Ну, сплошные непонятки! Ни журнала, ни прапорщицы! И эта Пластюкова дело вывернула так, что во всем подразделении только у прапорщицы алиби не было. А вся бета-гамма еще с подразделения молодняка твердо знала, что когда на ком-то сходились неопровержимые улики, того уже среди живых искать — зазря беспокоиться. Беременную не пожалела, врачиха-убийца!
Кстати, а от кого прапорщице беременной-то быть?..
И тут котик этот морской еще под ногами в штабе начал у всех мешаться. Все скулил про Женьку и Гренландию. Ах, вот кто у нас герой дня! Вот кто у нас решил прапорщицам отпуска декретные забесплатно устраивать!
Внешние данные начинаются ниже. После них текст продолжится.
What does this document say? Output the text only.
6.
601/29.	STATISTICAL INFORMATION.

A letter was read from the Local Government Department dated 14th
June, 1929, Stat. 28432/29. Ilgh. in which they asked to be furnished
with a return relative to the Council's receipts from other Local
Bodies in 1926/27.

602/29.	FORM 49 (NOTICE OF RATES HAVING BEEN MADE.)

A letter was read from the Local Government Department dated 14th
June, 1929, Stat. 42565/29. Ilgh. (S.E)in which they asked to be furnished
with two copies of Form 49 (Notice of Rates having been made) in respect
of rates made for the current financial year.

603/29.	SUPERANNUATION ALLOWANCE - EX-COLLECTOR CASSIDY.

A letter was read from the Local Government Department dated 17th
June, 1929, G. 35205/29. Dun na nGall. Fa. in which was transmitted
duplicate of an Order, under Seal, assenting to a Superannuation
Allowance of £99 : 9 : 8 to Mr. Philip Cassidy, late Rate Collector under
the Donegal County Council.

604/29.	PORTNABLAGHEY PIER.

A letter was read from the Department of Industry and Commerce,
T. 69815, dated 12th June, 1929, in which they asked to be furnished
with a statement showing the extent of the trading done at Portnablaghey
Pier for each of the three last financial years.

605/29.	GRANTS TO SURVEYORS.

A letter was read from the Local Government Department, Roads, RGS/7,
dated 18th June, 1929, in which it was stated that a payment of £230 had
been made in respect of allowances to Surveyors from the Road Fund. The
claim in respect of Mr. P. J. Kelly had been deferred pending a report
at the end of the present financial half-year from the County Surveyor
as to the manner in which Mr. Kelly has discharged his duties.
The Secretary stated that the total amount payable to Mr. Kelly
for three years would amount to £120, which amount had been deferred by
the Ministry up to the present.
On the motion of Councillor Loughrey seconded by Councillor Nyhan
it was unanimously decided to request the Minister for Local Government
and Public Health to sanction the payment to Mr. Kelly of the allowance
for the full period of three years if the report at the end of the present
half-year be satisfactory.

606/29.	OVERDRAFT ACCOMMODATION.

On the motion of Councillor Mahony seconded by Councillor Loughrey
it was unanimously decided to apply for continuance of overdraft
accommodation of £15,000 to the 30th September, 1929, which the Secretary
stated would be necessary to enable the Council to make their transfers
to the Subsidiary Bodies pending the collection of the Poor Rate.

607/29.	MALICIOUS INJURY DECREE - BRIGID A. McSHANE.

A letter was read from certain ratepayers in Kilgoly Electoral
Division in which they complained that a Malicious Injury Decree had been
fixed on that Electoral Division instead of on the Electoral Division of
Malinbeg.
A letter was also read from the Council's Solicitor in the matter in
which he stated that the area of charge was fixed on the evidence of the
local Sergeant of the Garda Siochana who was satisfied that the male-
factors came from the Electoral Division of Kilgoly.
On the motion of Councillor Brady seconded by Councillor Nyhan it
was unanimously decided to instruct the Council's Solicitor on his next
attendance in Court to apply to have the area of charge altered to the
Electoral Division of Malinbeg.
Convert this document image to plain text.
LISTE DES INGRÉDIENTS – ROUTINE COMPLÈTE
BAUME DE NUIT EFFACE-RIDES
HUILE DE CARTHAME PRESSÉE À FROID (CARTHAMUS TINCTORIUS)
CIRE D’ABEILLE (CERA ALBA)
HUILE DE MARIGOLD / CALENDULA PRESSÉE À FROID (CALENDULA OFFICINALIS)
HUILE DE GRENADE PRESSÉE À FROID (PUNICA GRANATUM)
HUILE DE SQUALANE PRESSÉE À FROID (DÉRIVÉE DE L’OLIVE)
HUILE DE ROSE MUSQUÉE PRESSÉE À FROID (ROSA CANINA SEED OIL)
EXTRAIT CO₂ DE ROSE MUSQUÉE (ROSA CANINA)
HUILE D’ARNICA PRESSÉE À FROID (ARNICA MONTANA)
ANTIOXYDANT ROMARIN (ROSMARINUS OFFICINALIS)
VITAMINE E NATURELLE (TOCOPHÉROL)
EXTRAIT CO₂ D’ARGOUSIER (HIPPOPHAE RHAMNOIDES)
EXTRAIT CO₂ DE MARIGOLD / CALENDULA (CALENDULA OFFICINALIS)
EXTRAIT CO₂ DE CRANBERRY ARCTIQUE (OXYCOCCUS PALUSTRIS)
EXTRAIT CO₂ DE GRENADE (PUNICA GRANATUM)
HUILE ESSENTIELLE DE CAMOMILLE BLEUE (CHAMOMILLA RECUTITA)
В Гренландии вот кто у нас медовые месяцы решил себе выкаблучивать за казенный счет!
Взяли этого котика за пушистую шкурку и давай на вертушке крутить. А тот стоит на своем: два раза только в клубе прижал, а когда в блиндаж звала — не пошла. Но с Пластюковой-то у него явный сговор был! И непонятно, чо теперь делать с этой Пластюковой? Не на пенсию же заслуженную отправлять…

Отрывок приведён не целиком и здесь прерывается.